Your name is your identity.
As a society, the tradition is for a woman to change her last name to that of her new husband’s name. When I got married at age 21, I promptly followed suit and went through the legal process of changing my name from Lori Hildebrand to Lori Barland.
When that marriage ended and the divorce was final in January 2014, I opted to keep the name I had now owned for 15 years. My thought was that because my boys were very young, it’d be weird for us to have different last names. I had crazy ideas that somehow their school wouldn’t recognize me as their mom if I had a different name (especially if their Dad remarried and that woman now had the same name as my kids, ugh!). So, when I filed the paperwork it was an easy decision at the time to just keep my name the same.

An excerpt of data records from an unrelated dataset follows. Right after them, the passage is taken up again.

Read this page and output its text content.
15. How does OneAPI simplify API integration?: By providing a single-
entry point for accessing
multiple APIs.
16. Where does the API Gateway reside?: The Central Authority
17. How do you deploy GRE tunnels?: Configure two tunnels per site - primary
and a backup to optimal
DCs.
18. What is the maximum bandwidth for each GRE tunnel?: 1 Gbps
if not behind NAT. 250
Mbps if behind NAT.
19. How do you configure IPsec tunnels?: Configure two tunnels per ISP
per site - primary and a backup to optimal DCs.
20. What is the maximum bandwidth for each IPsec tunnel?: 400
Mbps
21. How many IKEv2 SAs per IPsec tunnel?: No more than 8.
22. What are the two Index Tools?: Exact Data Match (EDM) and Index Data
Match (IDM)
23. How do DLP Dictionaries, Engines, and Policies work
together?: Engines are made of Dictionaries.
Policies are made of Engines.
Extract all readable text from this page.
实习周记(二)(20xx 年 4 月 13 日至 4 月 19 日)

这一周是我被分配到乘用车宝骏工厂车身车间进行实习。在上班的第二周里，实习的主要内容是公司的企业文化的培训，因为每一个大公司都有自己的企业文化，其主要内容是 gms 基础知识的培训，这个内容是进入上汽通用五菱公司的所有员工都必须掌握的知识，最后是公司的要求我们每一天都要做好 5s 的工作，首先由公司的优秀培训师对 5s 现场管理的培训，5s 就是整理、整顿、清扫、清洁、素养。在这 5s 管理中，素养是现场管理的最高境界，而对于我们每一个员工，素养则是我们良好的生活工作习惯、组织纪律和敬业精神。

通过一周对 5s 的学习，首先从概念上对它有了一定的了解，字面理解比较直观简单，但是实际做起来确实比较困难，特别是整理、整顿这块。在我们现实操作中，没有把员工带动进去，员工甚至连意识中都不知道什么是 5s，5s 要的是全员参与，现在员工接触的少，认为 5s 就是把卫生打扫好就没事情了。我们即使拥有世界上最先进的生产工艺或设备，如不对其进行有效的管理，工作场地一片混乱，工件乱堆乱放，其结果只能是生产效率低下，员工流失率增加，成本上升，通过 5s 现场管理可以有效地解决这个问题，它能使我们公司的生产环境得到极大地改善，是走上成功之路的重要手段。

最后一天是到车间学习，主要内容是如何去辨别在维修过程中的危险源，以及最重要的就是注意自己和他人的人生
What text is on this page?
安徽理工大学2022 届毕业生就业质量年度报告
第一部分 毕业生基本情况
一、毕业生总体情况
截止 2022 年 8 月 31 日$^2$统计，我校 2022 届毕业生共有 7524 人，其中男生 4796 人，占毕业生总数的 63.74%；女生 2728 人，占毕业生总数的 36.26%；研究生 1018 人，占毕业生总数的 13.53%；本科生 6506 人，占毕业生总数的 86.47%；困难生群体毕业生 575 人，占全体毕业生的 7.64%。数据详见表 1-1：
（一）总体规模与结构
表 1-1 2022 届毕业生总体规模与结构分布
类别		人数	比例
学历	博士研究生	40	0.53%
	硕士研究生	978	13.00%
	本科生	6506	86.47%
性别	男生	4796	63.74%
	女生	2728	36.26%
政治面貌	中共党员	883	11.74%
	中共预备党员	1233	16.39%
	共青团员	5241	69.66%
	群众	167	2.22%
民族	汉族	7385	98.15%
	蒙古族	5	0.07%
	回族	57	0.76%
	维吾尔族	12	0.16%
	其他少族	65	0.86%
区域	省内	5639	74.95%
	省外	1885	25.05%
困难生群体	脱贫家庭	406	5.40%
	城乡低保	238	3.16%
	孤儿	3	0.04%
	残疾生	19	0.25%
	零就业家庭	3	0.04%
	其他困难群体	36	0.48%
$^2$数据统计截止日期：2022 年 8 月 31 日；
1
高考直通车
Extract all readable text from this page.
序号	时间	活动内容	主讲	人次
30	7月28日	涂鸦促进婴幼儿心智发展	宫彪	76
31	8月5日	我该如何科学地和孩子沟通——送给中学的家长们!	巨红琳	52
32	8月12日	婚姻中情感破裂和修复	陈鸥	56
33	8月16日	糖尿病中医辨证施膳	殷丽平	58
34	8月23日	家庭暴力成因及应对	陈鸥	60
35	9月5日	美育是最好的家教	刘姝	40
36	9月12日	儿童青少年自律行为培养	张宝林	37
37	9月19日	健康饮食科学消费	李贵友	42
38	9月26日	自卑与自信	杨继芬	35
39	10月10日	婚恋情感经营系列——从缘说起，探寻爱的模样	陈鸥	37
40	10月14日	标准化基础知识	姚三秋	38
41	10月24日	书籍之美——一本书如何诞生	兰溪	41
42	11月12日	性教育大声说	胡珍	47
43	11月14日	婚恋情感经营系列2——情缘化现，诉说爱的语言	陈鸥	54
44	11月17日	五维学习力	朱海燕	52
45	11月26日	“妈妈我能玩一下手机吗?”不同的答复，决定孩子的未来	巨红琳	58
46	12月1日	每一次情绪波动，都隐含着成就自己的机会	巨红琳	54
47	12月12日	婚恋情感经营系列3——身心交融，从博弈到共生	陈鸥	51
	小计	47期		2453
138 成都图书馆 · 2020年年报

The subject came up in my mind again this year. It really started to bother me when I was Christmas shopping and, for some weird reason, saw things everywhere with monogrammed initials on them. I knew I wasn’t happy with my name when I thought to myself “I’d never buy something with a big ‘B’ on it, or that says ‘Barland Family'”, I put the thought aside until I sent out my Christmas cards (don’t make fun of me, I love this tradition!). As I’ve done every year since I separated in 2012, my cards always said “Love, Lori, Henry and Max” not “Love, The Barland’s”, it never felt right to sign it like that. But, this year for some reason made me think a little more.
Your name is your identity. It’s personal, it’s part of who you are.
The heart wrenching dilema is, is it ok to have a different last name from your children? A shared name is a family name, we are a family and should all have the same last name, right? But, do we really? It’s pretty normal now to have blended families and remarriages, new names, etc. So why would it be hard to take my own name back that I so identify with? It’s that strange little voice in the back of my mind that asks if I’m being selfish for choosing to have a different last name from my kids. This is the dilema, I know the answer is different for everyone.
For me, I now realize that I don’t need the same name as my children to still be their mom (they agreed when we discussed this together). I choose to return the name to the family that I borrowed it from. That family will always be in my life, when you divorce you only divorce the person, not the entire family. And I will always love the members of that family as my own (plus they share blood with my kids, so there’s that!), and I will always honor them. But, I am a Hildebrand, I am proud of that name and it’s who I am. To change or not to change is a very personal decision, and one you shouldn’t take lightly, decide for yourself and be confident in that decision.
I’ve been asked what I’ll do if I ever get married again. Well, I guess I’ll cross that bridge when I get there. My feelings now are that I would’t change my name again, even if I do get married. I love the man I’m with, we are living a fully committed and wonderful life together, but that has nothing to do with a marriage or a new name. I don’t see the society norms as pressure any more. Married, divorced, committed, nuclear families, bonus families, same names, different names, it’s all up to you. Be you, find your own identity and you’ll be happier than you’ve ever been.
With love and gratitude, I give the Barland name back. My name is Lori Hildebrand, it’s nice to meet you.